Some jobs are just not going to come back. Those were the words spoken by Barack Obama at a recent town hall meeting when talking about how automation is changing employment in the United States of America. Recently, we reported, that Germany had pulled ahead of the U.S. when it came to adopting new industrial automation technologies. Nonetheless, Obama assured the crowd that new jobs in new industries would be made available once the robots replace humans inside factories.
Obama said: "But, I gotta tell you that the days when you just being willing able to work hard and you can walk into a plant and suddenly there's going to be a job for you thirty years of forty years, that's just not going to be there for our kids. Because more and more, that stuff's gonna be automated. And if you go into a factory that kid is going to need to know computers, or is gonna need to know some science and some math because they're not gonna be picking anything up they're just going to be working on a keyboard."

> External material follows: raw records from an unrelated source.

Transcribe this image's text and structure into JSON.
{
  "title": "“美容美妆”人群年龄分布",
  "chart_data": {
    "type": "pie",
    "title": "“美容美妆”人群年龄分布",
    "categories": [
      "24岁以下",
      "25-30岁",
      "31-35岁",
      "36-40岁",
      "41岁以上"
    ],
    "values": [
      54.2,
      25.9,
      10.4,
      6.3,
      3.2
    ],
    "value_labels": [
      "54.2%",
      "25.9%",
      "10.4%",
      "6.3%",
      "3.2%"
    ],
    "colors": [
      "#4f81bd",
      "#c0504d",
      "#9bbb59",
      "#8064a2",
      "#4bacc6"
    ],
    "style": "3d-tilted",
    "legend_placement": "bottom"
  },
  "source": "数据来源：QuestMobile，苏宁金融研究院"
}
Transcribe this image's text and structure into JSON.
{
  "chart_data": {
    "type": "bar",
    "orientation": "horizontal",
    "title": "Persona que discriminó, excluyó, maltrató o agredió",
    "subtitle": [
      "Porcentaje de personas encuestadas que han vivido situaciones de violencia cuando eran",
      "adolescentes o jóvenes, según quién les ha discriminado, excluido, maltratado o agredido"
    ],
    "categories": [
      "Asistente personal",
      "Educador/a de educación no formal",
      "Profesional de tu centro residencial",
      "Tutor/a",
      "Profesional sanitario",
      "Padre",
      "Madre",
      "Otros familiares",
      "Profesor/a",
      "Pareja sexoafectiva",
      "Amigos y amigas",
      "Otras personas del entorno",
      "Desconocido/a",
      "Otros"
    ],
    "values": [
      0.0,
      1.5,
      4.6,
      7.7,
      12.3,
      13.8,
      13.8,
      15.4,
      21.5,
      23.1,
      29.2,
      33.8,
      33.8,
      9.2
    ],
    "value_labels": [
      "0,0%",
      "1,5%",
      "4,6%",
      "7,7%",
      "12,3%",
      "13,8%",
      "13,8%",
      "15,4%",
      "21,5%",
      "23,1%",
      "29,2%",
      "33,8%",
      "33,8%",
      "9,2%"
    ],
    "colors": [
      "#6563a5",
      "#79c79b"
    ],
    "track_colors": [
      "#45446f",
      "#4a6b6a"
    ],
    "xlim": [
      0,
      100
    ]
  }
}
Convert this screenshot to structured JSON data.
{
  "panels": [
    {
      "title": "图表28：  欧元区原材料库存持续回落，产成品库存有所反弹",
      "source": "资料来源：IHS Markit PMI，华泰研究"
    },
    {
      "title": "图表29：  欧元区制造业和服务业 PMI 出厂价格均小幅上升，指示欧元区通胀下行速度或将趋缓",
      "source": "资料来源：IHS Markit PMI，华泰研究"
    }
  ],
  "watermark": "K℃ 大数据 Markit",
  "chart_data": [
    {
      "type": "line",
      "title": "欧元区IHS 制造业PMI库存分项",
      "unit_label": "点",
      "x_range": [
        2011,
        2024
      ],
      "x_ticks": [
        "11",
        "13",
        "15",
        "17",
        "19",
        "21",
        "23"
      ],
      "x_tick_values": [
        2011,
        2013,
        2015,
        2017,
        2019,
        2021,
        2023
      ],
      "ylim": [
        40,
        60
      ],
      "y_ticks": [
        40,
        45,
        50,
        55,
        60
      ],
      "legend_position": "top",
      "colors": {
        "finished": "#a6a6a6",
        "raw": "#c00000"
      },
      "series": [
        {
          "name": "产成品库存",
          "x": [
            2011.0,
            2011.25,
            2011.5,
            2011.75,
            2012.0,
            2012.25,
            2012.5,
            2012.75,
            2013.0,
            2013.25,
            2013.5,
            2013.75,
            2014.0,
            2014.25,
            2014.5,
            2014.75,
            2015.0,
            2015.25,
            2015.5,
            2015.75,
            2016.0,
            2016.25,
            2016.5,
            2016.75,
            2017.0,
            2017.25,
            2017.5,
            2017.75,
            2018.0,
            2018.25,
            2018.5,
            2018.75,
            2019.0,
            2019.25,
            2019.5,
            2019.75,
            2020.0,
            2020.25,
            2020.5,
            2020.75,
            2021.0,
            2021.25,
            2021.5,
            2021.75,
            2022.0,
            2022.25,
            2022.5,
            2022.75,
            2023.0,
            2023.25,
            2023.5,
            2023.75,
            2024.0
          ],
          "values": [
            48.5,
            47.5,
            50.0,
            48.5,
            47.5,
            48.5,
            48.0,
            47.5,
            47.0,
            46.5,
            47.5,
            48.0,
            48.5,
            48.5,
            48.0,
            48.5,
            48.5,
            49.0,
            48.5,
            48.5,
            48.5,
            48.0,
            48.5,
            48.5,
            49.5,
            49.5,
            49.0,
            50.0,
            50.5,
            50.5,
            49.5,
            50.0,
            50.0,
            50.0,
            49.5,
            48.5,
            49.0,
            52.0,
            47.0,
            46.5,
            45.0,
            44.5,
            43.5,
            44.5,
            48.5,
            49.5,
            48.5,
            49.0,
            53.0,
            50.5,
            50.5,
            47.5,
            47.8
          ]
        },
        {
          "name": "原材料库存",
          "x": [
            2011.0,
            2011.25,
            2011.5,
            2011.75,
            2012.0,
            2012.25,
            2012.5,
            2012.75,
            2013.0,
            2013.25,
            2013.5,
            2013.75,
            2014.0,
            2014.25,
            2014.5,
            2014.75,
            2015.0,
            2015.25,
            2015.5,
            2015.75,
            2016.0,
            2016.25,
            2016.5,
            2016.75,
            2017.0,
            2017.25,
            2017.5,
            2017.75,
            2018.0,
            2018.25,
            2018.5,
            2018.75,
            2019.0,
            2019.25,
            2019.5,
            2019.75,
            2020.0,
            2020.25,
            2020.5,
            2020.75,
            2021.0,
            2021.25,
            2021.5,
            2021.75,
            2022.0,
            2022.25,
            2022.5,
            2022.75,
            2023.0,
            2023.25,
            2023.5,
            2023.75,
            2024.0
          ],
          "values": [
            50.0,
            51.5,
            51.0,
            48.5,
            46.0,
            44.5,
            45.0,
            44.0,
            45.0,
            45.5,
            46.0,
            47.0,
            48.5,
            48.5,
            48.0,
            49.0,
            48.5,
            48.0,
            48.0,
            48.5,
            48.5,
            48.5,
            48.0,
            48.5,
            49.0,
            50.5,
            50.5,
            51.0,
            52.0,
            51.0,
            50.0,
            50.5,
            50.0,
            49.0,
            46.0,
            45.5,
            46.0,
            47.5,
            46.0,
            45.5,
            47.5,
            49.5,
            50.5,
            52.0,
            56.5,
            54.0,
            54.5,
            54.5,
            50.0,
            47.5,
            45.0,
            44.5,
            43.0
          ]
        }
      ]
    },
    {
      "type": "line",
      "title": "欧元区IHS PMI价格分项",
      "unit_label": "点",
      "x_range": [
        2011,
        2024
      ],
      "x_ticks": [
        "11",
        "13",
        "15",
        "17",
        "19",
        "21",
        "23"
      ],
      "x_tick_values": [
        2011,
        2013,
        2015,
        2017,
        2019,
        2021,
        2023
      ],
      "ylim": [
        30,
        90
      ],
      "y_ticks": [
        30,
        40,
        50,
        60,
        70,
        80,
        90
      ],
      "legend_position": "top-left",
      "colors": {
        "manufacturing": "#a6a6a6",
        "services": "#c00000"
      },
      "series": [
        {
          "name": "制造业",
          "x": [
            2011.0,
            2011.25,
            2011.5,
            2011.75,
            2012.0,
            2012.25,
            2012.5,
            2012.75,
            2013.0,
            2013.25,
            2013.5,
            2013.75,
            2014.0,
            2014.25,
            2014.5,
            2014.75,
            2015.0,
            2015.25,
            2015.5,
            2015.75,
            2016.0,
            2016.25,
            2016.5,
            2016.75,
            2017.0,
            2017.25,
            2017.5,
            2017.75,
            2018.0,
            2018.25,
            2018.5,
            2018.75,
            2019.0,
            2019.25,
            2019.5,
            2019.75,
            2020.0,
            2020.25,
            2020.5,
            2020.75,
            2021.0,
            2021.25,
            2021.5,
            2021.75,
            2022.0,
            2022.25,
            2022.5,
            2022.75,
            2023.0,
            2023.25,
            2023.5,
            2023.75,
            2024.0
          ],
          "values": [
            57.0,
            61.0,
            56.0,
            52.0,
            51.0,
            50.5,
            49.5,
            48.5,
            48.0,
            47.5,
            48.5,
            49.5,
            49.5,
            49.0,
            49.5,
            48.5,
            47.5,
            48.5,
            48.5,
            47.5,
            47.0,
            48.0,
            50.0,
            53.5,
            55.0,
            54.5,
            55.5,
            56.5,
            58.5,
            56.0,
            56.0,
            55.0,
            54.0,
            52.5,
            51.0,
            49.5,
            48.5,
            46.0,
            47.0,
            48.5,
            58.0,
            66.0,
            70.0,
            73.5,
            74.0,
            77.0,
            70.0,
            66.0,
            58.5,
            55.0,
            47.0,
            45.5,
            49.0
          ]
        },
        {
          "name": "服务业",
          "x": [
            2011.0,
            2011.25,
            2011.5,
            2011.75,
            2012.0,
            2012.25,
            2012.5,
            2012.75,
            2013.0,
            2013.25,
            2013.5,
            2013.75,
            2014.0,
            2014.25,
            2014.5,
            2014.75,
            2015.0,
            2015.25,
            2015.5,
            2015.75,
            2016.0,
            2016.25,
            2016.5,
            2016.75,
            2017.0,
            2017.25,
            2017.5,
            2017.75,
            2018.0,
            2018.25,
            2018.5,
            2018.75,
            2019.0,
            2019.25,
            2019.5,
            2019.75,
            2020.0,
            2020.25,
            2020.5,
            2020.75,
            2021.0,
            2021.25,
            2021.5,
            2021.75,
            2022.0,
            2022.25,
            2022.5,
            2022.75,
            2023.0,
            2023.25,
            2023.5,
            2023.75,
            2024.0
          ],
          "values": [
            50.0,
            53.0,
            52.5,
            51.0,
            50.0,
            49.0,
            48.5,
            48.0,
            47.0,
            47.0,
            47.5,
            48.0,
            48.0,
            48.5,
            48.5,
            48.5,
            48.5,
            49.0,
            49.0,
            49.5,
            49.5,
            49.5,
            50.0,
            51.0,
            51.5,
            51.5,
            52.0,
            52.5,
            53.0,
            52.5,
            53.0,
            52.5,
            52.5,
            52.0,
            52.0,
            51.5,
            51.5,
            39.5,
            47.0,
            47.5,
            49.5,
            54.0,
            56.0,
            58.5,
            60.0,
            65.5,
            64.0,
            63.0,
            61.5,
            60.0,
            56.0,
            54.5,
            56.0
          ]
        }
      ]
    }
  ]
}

Further northwards, the people of Canada, when asked whether or not they were worried about a robot taking their job, were revealed to be the most anxious. A staggering 81 percent of Canadians believe that a robot will replace them. Their anxiety is not unwarranted by any means because a recent report (The Talented Mr. Robot: The Impact of Automation on Canada's Workforce ) by the Brookfield Institute for Innovation + Entrepreneurship (BII+E) at Ryerson University in Toronto revealed that 42 percent of Canadian workers are in industries that will inevitably be replaced by robotics.
Creig Lamb, an advisor from (BII+E) was quoted by IT Business Canada, saying: "Overall we discovered evidence from both sides of the debate. While these technologies can potentially threaten existing jobs, it is also important to recognize that they are also significant job creators that have the potential to improve productivity and raise overall living standards.
So, both Obama's U.S. and Trudeau's Canada are certain that new industries are coming. Australia wants to ensure that their future working force is completely ready for the changes automation is bringing. Experts are warning that education must change soon to teach new skills to young students who will be living in an automated, Internet of Things future.
Educators are calling for "technical and social" skill teaching in a STEM-focused (science, technology, engineering and mathematics) environment that teaches students how to solve real life problems. This is to try and eliminate the workforce that concerns itself with learning how to do repetitive tasks that have now been replaced by industrial robotics.
A youth advocate spoke to Australia's ABC news, saying: "We've had incredible education in this country, but there is no-one that genuinely really thinks it's fit for purpose now and into the future...Australia is, right now, not prepared. We could start working with 12-year-olds today. By the time they've done six years of high school and they're 18, we could genuinely have changed their trajectory if we focused on some of these education changes that need to happen and set them up and Australia up for a very different future."